Scalpels & Wholeness
- Scrubs, Scalpels & High Heels
- 5 days ago
- 3 min read
Well, happy new year, fam! I know it's been a minute, but you know I'm always excited to share my random musings with you - unfiltered, slightly sleep-deprived, and always from the heart.
So... the other day, my colleagues had an intense, super real WhatsApp group conversation about work-life balance. And whew… it hit!
Much of the talk was about how surgeons, spend years chasing success, money, and reputation, often forgetting to enjoy the life they're working so hard to create. And it really got me thinking. I've always said I want some kind of balance. I love surgeries and I want to live a whole, happy life. I want to fix bones and replace joints by day, then sip mocktails or have hot chocolate while I binge-watch TV with my favourite people at night. I want a collabo. A balance. A vibe.
But here's the thing: sometimes balance feels like a myth. Sometimes, I feel like I'm juggling everything—career, family, emotions, expectations—and inevitably, something always slips. There are days I show up as a brilliant resident but a half-hearted friend. Other days, I'm the present sister, auntie, or daughter, but my academic inbox and to-do lists silently judge me. Trying to be everything all the time is crazy exhausting and, honestly, probably impossible.

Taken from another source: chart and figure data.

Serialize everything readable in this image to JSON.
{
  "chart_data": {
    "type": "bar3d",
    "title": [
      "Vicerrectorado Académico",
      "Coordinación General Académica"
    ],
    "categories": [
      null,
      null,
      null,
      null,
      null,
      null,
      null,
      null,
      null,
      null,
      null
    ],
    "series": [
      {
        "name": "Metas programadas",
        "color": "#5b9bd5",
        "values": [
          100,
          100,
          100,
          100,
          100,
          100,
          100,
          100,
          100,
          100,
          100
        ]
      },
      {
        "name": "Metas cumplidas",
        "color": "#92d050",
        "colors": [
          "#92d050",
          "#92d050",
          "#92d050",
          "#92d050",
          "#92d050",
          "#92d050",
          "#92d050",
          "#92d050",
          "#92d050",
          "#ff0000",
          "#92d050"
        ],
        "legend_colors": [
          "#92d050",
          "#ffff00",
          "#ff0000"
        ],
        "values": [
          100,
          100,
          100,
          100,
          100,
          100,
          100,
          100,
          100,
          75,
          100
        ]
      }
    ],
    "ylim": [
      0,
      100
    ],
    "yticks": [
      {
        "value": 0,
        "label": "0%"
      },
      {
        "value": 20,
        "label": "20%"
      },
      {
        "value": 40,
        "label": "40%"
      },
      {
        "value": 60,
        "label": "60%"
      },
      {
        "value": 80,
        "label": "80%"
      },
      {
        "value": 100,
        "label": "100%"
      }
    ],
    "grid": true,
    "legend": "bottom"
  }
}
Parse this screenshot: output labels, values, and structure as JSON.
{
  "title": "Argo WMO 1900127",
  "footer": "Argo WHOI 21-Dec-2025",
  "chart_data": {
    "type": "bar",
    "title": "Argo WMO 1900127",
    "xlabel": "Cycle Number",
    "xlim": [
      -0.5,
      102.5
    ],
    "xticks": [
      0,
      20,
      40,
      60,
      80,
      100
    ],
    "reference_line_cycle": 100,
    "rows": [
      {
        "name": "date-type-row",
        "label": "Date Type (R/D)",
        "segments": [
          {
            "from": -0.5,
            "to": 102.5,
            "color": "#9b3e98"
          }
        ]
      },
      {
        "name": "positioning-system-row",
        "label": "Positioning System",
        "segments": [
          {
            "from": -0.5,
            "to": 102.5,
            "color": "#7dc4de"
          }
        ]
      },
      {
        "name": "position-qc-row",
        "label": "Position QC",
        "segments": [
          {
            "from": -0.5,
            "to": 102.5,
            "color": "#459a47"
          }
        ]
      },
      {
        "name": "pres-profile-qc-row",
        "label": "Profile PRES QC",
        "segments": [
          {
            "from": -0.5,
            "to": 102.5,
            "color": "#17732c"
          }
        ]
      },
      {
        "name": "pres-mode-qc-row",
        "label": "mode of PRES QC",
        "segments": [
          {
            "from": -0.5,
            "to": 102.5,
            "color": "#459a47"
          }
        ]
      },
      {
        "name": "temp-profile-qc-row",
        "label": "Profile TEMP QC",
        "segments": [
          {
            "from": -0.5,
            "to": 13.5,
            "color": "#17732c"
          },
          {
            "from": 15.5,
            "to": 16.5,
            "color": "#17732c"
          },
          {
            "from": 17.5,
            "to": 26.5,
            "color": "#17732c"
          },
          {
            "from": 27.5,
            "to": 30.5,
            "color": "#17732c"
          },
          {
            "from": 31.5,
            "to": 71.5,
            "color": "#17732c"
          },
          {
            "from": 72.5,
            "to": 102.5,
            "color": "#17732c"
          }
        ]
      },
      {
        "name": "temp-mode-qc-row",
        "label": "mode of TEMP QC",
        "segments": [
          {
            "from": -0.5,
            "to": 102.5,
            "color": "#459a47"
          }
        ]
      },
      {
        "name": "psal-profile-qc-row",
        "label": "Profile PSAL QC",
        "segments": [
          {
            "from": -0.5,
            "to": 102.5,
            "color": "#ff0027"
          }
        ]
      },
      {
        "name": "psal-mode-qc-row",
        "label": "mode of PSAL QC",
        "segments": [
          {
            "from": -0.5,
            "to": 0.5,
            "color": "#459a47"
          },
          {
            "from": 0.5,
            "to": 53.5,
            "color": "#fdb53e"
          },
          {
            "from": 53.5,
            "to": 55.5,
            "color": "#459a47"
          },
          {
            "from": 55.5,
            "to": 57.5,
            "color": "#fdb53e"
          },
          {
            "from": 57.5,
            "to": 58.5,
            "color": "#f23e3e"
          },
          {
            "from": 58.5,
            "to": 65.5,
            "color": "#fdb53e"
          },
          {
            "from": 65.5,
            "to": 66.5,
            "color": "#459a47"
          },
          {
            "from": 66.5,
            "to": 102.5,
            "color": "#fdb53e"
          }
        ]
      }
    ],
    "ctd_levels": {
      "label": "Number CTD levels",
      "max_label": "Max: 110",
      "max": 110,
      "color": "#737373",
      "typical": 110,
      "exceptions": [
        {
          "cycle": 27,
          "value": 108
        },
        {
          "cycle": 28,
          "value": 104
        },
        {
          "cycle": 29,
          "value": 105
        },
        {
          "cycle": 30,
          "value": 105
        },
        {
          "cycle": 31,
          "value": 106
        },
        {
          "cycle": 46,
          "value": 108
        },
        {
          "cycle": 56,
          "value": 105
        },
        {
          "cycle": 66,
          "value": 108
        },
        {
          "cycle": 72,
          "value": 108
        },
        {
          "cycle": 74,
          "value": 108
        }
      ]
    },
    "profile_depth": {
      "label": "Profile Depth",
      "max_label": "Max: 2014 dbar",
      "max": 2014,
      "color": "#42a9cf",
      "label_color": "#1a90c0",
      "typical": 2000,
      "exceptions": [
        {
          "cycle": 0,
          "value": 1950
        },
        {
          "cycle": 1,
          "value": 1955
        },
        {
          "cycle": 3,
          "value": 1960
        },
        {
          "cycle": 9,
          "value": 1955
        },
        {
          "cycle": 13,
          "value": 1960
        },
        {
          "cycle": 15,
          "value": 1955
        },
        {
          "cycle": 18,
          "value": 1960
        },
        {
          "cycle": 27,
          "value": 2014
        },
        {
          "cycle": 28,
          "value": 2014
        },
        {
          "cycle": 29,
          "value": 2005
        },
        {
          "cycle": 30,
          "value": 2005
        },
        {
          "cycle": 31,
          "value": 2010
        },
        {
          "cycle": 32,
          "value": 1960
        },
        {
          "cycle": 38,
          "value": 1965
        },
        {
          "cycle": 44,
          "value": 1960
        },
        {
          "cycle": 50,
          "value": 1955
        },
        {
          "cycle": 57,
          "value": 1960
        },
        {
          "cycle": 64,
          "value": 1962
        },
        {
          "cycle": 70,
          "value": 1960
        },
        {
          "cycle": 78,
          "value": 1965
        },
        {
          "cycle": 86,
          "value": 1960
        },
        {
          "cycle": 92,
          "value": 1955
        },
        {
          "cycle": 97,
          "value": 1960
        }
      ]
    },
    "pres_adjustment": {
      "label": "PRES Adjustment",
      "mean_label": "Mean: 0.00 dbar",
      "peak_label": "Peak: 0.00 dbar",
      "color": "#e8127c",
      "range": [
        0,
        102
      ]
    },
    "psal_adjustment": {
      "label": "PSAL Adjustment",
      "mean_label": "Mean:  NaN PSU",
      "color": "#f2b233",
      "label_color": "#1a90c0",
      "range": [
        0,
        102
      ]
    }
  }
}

The real deal is that balance means different things every day. Balance doesn't mean equal. It just needs to be intentional. Some days, I'm the warm embrace, the call you need, the sister who shows up. On other days, I disappear into theatres and ticking timelines. And you know what? That's perfectly fine! Because I've learned that balance isn't about being everything all at once. It's about showing up and honouring who you must be, one day at a time.
Yes, I want to be a fierce, accomplished orthopaedic surgeon without sacrificing the joy of life's simple pleasures. I want to book a spontaneous holiday trip without anxiously checking my bank balance. I want to leave medical conferences inspired by new surgical insights and excited about the latest lipstick shade I picked up on the way. I want to embrace vulnerability after a tough case or a long day, then unapologetically treat myself to a muffin and milkshake (even though I know that lactose might come for my life later, LOL), curled up on the couch with the people I love - or on the phone with them. I want luxury shoes, spa days and an esteemed subspecialty fellowship. Give me a hammer in one hand and daydreams of Maldives in the other.

Residency (or life as a surgeon) doesn't mean your softness must die.
Ambition doesn't cancel out ease.
You can crave love, laughter, and adventure and still aspire to change the world.
I want both. I deserve both. We deserve both.
So, no, I don't want to choose. I hope I never have to choose between surgery and a full, blessed life—between being a strong woman and a soft one, between breaking generational barriers and getting my nails a pretty colour, between walking with purpose and strutting in heels (or cute sneakers). I want to be a brilliant surgeon and a soft soul. I want to dream big and still enjoy the little things—maybe not every day, maybe not perfectly.
Na collabo, abeg.

To anyone trying to build a life that holds both fire and flowers, I see you. Some days, we'll lean into the fire, chasing dreams, showing up, pushing forward. On other days, we'll choose rest, simple joys, and stillness—and that's just as powerful. Through it all, you are still worthy, still whole, still brilliant.
I hope you never have to choose between a fulfilling career and living a beautiful life. What matters is knowing what your version of a full, beautiful life looks like and protecting it, even as you chase your boldest, brightest dreams. I'm rooting for your version of balance, even if it looks different every day.

What does your version of balance look like? Leave a comment or share this with someone who needs to remember that they are allowed to want both a thriving career and a full, joyful life.
It is said “never get so busy making a living that you forget to make a life for you’ll never feel truly satisfied by work until you are satisfied by life” A piece from my girl is like food to a starving soul, always satisfying. Keep up the vibes Cella Ella.
I definitely want both lives. I look forward to à good career in medicine and an excellent one with my community outside my career. Going forward I will be intentional in achieving both lives.
Beautiful piece Doc👏
Absolutely beautiful. Your words are a gentle yet powerful reminder that we don’t have to shrink ourselves into just one role,we can be brilliant, bold, soft and soulful all at once. Balance may not always be symmetry, but it can be harmony. Thank you for putting into words what so many of us feel but struggle to articulate. Here’s to choosing both, unapologetically.
You deserve both. We deserve both. We should have both. For me balance means having a striving career, businesses whiles on vacation lol
Definitely!
Balance looks like being able to pursue my creative ambitions alongside medicine in a fulfilling way.